И вот, размышляя об этом, слышит Ахманов, как во дворе при их хижине кто-то шебуршится. Не только шебуршится, а стонет и подвывает, да так жалобно, словно обиженное дитя. Ветер, решил Ахманов, но все же высунулся посмотреть и заметил, что у отхожего места мелькнула некая тень. Мелькнула, исчезла и больше не появлялась. Успокоившись, Ахманов лег и уснул.

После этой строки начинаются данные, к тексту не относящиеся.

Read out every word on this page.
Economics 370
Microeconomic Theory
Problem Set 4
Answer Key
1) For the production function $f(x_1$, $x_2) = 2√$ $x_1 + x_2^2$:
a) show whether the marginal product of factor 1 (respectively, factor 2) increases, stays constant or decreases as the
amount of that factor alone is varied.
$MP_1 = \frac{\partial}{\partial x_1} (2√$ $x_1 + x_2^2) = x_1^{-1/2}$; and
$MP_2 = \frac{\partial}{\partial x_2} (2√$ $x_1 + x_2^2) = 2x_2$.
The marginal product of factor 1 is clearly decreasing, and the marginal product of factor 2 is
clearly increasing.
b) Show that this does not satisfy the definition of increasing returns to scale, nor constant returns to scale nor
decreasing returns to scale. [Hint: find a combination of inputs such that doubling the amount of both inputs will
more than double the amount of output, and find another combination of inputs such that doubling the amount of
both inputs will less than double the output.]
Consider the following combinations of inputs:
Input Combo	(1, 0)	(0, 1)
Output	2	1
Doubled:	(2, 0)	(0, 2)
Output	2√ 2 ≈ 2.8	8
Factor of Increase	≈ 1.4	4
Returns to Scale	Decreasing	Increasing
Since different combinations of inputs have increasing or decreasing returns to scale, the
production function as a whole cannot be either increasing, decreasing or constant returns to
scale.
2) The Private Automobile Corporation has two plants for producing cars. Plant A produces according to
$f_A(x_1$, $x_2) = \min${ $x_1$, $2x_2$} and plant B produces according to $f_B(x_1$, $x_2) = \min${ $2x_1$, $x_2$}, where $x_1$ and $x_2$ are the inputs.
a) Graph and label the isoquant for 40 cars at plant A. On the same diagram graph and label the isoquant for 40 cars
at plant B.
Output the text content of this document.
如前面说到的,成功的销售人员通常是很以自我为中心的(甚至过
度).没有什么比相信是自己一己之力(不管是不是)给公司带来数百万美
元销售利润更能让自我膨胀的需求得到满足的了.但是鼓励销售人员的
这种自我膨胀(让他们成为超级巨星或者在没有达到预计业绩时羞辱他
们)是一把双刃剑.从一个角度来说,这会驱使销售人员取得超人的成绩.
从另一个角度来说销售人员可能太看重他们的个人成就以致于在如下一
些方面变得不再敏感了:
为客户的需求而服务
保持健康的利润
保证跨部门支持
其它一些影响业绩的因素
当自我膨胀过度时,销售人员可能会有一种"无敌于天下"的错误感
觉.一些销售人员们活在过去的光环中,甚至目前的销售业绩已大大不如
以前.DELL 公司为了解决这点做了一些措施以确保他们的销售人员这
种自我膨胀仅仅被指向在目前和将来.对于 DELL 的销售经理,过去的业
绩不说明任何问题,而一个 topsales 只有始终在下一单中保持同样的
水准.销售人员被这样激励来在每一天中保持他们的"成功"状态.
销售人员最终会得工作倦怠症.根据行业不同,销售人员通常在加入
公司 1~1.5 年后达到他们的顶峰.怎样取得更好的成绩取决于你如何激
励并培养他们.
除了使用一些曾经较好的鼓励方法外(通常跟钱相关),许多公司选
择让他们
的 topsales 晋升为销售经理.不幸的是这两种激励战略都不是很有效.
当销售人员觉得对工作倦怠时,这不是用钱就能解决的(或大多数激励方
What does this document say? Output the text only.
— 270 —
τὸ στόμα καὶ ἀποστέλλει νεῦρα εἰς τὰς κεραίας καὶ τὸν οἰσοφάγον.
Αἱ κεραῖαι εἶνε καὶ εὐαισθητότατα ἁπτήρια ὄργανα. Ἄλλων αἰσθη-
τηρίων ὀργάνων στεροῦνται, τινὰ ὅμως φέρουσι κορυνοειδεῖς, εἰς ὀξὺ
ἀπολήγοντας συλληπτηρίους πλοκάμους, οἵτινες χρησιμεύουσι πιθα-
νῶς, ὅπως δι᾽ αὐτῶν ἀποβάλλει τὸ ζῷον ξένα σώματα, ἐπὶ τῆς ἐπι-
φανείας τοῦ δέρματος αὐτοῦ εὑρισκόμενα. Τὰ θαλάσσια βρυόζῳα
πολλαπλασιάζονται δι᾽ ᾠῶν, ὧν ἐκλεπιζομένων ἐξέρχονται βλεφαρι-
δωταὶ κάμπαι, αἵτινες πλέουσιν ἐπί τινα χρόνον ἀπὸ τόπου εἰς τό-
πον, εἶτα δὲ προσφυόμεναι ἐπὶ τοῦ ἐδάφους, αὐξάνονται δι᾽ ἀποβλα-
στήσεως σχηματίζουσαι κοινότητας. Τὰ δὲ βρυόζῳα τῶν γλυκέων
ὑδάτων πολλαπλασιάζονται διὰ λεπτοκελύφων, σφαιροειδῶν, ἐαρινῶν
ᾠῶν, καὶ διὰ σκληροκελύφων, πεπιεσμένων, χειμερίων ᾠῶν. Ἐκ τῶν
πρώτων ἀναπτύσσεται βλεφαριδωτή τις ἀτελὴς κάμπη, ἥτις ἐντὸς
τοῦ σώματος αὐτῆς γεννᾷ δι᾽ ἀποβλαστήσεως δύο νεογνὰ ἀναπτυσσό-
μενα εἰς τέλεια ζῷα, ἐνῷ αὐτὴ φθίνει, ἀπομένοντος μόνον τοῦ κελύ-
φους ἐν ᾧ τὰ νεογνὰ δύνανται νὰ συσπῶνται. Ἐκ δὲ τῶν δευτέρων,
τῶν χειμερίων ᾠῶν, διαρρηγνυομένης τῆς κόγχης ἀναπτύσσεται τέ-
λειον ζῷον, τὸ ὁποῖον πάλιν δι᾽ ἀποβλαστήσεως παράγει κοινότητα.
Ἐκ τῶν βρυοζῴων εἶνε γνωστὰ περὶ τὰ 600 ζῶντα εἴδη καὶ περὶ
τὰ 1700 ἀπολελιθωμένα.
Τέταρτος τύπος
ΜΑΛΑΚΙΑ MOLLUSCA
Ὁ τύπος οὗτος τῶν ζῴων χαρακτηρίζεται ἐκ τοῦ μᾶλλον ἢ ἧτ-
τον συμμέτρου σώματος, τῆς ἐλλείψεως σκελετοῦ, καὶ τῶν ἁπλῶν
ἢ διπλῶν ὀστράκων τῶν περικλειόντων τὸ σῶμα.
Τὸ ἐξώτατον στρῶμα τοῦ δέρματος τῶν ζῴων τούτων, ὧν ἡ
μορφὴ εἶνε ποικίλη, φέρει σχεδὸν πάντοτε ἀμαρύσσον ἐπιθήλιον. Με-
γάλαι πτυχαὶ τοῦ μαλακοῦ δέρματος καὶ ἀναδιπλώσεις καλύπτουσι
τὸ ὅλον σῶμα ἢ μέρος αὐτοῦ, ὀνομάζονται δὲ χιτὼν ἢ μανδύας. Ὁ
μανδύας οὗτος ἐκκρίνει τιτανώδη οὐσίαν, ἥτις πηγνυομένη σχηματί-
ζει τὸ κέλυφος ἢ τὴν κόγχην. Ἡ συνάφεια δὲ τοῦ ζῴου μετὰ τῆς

Но на следующий день, когда они с женой ходили в шопинг по каирским базарам, писатель приобрел увесистую бейсбольную биту. "Зачем тебе эта палка? – спросила жена. – У нас таких в любом спортивном магазине пруд пруди!" "Дорога ложка к обеду", – пробормотал Ахманов, отсчитывая за бейсбольный предмет египетские тугрики.
Ночью, когда супруга уснула, он засел в отхожем месте, на доске, протянутой над ямкой и загороженной циновками. Разумеется, сидел он там с битой, то есть в полной боевой готовности. Сидел и вспоминал о самом ужасном своем приключении, о Таити, где его чуть не съели. И принял он такое решение: будет драться как лев, но съесть себя еще раз не позволит. Ни себя, ни любимую жену!
Как завыло во дворе, Ахманов откинул циновку и выскочил с поднятой битой. Глядь, а перед ним какая-то фигура, ветхая, вся в лохмотьях и бинтах, да еще с мерзким запахом – должно быть, египетский бомж. Ахманову и свои родимые бомжи не очень-то нравились, так что он размахнулся от души и рявкнул на английском:
– Фак! Вали отсюда, фраер, не то башку снесу!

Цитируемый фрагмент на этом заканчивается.